The house at 14 Waliców Street is one of the larger Warsaw Ghetto structures to have remained standing in spite of all the destruction. There are many noticeable holes in the façade of the building as a result of the bombings that strafed it, yet it has survived in its entirety, today preserved as a landmark and serving as one of the memorial sites in the Ghetto.
A number of Jewish Israeli architects who have a business stake in various sites that survived the Nazi era, both in Warsaw and elsewhere, again this year kindled Chanukah lights in the building’s windows.

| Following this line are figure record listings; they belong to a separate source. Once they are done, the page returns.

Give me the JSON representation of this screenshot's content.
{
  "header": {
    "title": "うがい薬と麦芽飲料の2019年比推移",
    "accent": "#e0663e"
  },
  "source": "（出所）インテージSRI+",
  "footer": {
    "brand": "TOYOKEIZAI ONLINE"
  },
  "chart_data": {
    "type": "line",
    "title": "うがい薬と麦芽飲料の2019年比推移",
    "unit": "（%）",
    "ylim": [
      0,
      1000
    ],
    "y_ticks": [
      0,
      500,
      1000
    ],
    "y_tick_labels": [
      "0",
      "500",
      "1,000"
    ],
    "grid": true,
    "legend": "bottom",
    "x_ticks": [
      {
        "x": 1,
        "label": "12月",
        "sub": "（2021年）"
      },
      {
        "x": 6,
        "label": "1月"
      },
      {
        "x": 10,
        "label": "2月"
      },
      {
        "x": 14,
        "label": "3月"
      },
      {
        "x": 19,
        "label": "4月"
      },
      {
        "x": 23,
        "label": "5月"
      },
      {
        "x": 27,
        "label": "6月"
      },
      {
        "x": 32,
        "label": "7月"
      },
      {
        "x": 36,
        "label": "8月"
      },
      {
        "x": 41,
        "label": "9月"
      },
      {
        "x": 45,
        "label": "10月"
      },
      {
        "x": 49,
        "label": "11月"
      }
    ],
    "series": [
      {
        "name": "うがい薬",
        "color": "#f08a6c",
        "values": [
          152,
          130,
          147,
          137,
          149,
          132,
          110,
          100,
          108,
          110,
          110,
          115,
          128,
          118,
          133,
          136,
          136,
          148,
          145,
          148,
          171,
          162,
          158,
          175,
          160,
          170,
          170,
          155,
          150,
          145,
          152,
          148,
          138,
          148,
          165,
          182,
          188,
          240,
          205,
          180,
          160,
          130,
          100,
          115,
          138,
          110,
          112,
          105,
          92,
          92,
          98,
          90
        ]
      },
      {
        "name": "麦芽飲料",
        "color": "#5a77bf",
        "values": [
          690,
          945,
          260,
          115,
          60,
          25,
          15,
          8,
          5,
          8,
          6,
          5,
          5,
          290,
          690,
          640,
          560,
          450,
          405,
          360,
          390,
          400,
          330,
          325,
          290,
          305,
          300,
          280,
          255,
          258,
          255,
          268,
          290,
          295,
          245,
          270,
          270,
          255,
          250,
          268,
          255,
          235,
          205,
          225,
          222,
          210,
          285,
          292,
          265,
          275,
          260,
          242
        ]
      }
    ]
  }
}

While the number of lights kindled did not correspond to the day of the holiday, the organizers explained that the very act of kindling the Chanukah lights serves as a memorial to the Jewish community of Warsaw that was destroyed and the once vibrant life there, as well as a memorial to the light of Torah and Chassidus that burned there for hundreds of year and was extinguished. It serves primarily, they say, as a reminder that “the Strength of Israel will neither lie nor repent,” and that, despite the darkness that once enveloped the Ghetto, lights have again been kindled within.
There are a number of other buildings and walls on Waliców Street that survived the Warsaw Ghetto era, with one building half-bombed and half-standing to this day as a memorial to the Jews of the city of Warsaw, Hy”d, who were exterminated during the Holocaust.